# Angled Dovetails?



## JayPique (May 25, 2009)

Do the commercially available dovetail jigs (like Akeda, PC, Leigh) allow you to cut angled dovetails? I'm interested in making a box with angled sides and was wondering if I could use dovetails. Thanks.

JP


----------



## akfurn (Aug 15, 2009)

They might, but you would probably do it in less time if you hand cut them. yes, I'm being serious. Sometimes what seems difficult by hand is really not that bad. And trying to figure a way to do it by machine can take longer to prepare than simply executing the process by hand.

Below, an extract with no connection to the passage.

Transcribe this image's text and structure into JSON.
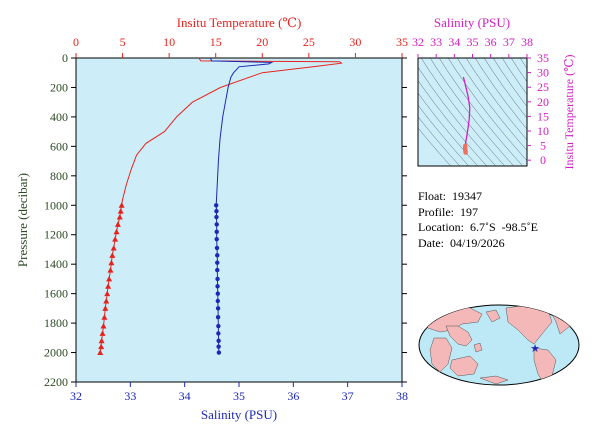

Let me know if this helps.


----------



## TopamaxSurvivor (May 2, 2008)

I cut them by hand on a box with all four sides tapered. Need to keep your wits about you and pay attention, buts its not too hard. I did it in pine which is quite soft and crushes easily, so they aren't as tight as they would be in a harder wood. It was teh treasure chest for my wiffe in my projects. Good luck.


----------



## commajockey (Jun 2, 2009)

The one dovetail jig I've seen that specifically markets that ability is the Keller Jig. Here's an article that shows you how to do it with that jig. I've never tried it personally, but it sure looks cool.

Then again, doing it by hand may be easier and comes with bragging rights. ;-)


----------



## TopamaxSurvivor (May 2, 2008)

I don't have any dovetail jigs, but with a single angle it would probably work. When you get into compound angles, the jig would have to be set for the second angle too. On the single angle dovetail, the bottom would be flat just like a normal dovetail. Hope than makes sense )


----------



## commajockey (Jun 2, 2009)

The Keller site does say you can do compound angles with their jig. But I don't see where it tells you how. Seems like by the time you figure out the setup, you can learn to cut them by hand. But this is coming from a guy who's all thumbs with a back saw.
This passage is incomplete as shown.